|
"Olvidar Pensamientos Obsesivos" | Terapia Estratégica
Un Caso Real de la Consulta Privada de Arthur Rowshan
"Ayúdame a olvidar mis pensamientos obsesivos". Ésta es la petición de un hombre mayor que acude a mi consulta después de haber leído un artículo en una revista sobre mi terapia estrategica. El problema que me plantea es algo que le incomoda y no sabe que hacer para resolverlo. Está casado felizmente y disfruta de las relaciones sexuales con su mujer. El problema surge cuando establece una relación de amistad con un hombre más joven.
Pero gradualmente la amistad se convierte en encuentros homosexuales. Aunque no llegan a realizar el sexo se abrazan y se tocan. Con la intención de ayudar y sacar al joven de apuros económicos, le da sumas cada vez más elevadas de dinero.
Esforzarse en olvidar Un día se da cuenta de que la relación no es apropiada y que el joven se está aprovechando de él. Así que decide cortar la relación y olvidarle. Después de haber roto cualquier contacto con el joven, el hombre no puede parar de pensar en él. Intenta olvidarlo y cada vez se esfuerza más en no pensar en el joven. A pesar de que estaba convencido racionalmente de que debería olvidarle, el pensamiento obsesivo del joven no le dejaba en paz.

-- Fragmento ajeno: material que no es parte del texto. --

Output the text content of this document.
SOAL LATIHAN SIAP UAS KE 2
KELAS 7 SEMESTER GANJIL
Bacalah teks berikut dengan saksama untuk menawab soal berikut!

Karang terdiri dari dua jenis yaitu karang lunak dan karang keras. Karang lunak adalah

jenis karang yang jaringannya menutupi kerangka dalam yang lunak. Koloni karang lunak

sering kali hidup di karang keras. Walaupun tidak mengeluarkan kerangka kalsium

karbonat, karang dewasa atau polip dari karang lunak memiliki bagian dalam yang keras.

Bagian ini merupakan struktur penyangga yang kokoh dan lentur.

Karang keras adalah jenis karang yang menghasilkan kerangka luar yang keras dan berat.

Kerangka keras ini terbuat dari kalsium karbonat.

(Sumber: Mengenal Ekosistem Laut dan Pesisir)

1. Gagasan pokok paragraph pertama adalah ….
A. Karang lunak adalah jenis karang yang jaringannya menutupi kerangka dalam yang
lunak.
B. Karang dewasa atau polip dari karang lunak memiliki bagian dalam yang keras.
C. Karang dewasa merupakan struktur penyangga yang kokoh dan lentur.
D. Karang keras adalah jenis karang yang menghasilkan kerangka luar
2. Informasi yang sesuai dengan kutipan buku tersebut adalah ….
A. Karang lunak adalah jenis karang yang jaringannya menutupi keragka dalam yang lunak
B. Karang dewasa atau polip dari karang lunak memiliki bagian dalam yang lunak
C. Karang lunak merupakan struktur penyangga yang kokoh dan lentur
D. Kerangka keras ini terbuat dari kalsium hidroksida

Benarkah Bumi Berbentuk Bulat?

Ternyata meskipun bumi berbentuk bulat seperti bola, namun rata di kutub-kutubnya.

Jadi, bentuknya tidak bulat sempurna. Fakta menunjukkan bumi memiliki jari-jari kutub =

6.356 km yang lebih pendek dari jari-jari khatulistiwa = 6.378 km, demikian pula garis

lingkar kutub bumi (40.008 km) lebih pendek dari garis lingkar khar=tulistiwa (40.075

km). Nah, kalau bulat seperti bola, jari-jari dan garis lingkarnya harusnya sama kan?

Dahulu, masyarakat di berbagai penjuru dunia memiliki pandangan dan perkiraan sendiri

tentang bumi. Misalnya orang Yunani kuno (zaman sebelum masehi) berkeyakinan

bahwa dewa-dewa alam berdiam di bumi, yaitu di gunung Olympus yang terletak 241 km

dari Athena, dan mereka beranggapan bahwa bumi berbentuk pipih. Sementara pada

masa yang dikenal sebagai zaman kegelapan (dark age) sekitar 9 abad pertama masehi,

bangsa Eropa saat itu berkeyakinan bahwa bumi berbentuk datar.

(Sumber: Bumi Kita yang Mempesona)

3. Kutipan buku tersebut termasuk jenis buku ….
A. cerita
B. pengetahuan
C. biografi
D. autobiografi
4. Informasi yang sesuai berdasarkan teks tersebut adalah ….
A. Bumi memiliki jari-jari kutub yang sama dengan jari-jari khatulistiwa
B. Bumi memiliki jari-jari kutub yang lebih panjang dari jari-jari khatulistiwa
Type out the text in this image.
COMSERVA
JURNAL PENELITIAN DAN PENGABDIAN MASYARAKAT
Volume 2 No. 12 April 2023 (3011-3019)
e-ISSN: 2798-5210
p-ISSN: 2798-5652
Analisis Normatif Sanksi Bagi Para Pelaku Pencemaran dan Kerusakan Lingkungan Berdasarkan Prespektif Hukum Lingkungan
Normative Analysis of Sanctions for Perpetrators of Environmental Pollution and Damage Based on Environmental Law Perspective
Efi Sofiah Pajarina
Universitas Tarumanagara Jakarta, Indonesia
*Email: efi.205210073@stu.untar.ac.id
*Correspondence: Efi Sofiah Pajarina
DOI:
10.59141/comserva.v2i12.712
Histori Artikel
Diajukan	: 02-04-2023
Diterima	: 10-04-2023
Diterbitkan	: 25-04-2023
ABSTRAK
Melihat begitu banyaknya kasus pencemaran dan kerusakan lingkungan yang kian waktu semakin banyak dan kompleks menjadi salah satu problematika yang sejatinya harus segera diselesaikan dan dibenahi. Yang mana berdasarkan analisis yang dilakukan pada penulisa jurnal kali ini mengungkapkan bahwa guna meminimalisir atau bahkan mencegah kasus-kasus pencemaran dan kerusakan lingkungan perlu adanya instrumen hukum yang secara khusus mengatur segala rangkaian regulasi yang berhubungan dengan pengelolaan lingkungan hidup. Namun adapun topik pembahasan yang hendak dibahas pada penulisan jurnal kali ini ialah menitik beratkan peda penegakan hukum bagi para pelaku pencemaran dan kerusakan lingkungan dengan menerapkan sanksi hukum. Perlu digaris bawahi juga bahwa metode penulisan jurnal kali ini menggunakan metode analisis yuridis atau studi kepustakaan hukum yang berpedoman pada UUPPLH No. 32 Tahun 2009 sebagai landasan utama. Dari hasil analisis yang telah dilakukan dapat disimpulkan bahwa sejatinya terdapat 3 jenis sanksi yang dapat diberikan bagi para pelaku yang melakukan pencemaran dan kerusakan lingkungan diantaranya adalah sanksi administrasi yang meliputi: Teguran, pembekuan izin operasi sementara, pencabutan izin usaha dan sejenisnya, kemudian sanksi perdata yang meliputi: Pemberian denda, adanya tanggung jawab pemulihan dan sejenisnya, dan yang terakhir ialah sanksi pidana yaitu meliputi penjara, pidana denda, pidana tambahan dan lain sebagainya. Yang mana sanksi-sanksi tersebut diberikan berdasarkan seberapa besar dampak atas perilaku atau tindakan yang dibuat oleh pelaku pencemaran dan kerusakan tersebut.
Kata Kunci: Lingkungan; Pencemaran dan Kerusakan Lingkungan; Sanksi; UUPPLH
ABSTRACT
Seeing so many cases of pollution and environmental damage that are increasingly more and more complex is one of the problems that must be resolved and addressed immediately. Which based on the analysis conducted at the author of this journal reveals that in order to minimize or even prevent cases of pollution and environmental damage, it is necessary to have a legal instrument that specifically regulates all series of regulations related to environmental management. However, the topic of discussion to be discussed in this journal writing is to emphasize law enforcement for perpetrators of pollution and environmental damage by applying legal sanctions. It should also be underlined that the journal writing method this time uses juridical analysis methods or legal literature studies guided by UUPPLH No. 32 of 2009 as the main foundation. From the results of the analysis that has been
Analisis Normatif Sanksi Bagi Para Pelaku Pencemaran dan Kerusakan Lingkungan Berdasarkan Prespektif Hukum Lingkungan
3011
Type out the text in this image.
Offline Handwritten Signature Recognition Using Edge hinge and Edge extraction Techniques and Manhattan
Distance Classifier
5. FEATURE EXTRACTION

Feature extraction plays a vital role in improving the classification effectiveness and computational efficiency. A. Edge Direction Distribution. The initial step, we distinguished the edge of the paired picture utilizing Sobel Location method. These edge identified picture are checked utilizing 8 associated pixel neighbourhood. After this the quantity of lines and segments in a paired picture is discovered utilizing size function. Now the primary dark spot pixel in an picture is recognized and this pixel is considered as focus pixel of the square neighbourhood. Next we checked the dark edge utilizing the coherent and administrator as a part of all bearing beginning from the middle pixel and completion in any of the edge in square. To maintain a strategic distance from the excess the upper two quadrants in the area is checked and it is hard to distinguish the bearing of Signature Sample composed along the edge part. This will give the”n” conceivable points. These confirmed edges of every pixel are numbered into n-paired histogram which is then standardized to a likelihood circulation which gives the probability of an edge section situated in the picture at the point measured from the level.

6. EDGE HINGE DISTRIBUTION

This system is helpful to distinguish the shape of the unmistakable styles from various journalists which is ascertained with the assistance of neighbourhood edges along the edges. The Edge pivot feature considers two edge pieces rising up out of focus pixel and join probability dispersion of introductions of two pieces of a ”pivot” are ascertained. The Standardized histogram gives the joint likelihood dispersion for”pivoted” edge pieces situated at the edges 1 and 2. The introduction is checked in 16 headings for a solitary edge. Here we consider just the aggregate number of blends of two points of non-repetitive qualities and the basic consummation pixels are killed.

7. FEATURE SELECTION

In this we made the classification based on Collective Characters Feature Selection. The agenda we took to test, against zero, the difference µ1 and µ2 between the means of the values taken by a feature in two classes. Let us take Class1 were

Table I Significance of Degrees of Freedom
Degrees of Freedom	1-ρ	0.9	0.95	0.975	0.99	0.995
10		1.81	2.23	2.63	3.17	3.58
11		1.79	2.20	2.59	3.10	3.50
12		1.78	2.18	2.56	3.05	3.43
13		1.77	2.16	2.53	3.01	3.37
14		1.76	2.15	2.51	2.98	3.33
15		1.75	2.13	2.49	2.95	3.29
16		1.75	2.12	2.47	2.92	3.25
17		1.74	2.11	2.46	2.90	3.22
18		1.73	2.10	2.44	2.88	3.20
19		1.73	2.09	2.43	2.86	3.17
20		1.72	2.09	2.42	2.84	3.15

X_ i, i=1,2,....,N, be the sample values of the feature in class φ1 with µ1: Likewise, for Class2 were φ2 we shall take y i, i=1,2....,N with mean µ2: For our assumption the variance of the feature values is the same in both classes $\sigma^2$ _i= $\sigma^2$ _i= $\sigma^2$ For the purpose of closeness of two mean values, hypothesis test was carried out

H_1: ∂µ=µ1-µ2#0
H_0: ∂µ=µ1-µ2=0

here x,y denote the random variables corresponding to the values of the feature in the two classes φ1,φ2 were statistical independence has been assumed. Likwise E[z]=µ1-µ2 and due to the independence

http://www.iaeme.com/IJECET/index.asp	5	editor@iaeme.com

Le expliqué que se había construido una trampa paradójica. Cuando una persona intenta olvidar algo de forma forzosa no hace más que reforzar la memoria de lo que desea dejar en el olvido. Intentar no pensar en algo es pensar. Olvidar es un fenómeno espontáneo de la mente. Solo cuando uno pierde interés en algo lo puede olvidar. Pero si alguien intenta voluntariamente olvidar algo, genera un círculo vicioso: cuando más se esfuerza en olvidar, más se obsesiona.
Cada vez que le asaltara el pensamiento obsesivo, debería evitar rechazar el pensamiento. Debería utilizar esta oportunidad para hacerse una pregunta: “¿Cómo me comportaría como si hubiera superado el pensamiento del joven?” Y cada día debería hacer algo como una indicación de que lo ha superado.
Tuve sólo una sesión con este hombre. Le llamé después de unos tres meses y me comunicó que estaba muy feliz con su mujer y que todo iba estupendamente. Se había librado del pensamiento obsesivo en el joven.